Image source: S. Lan, C. Yuan, Y. Y. H. Lam and L. Siek, "An ultra low-power rail-to-rail comparator for ADC designs," 2011 IEEE 54th International Midwest Symposium on Circuits and Systems (MWSCAS), Seoul, Korea (South), 2011, pp. 1-4, doi: 10.1109/MWSCAS.2011.6026511 (link)
My question is: if the gain of this opamp (it also looks like an OTA to me) is large enough, because I simulated this circuit and the gain was only 20. I'll explain my understanding of the circuit below:
Suppose gm1=gm2=gm, and the input is a differential signal Vd. Then the gain from node Vo2 is gm times the impedance at node Vo2 (call it Ro2). Ro2 = 1/gm6 || Rout4 || Rout2 (the impedance at the node Vo2 is the parallel of the output resistance of M4, M6, and M2). The gain is even less than a single stage amplifier, because of the impedance in parallel.

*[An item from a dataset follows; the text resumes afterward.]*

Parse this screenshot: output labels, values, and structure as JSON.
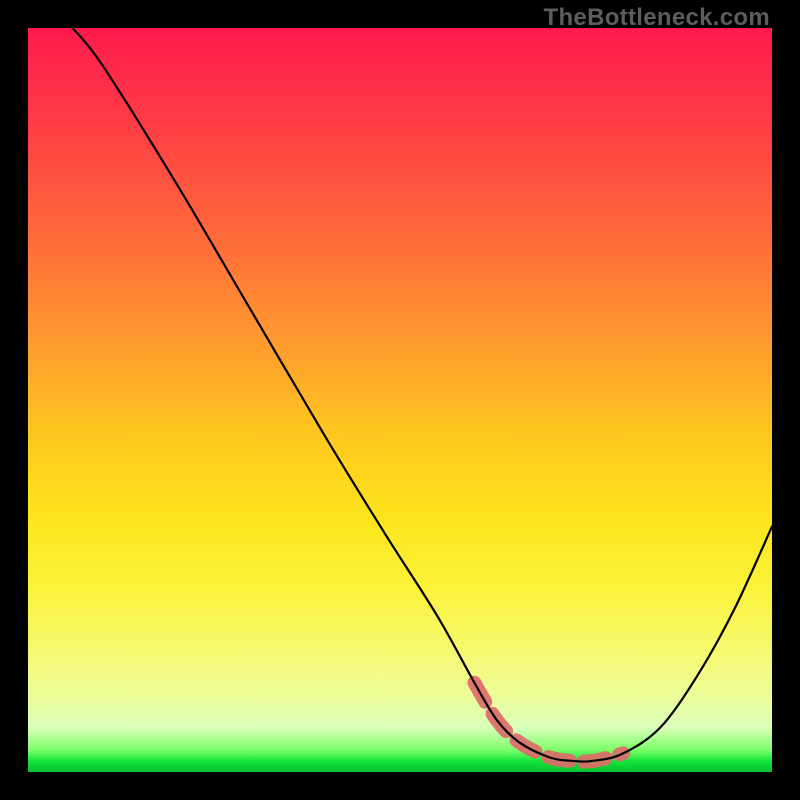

Is my analysis correct, and how to use this topology as a comparator?
Best Answer
The circuit shown seems not to be a complete differential input stage, but just an illustration of how symmetric current mirrors could be set up.
M1 and M2 are stand-ins for the rest of the input stage that you’d need to design.
M3 and M6 have inherently low drain impedance, so attaching a differential stage directly to them would make little sense if high gain is desired.
At minimum, you’d want a high impedance cascode stage between the current mirrors and the input devices M1,M2. That cascode then has to be suitably biased. Various self-bias methods may be of interest.
A differential stage may benefit from gm doubling, both in terms of higher gain but also of layout more amenable to thermal compensation. Someone who actually designed such things would surely have much more to say about it. I’m just reading papers and playing on breadboards at the moment.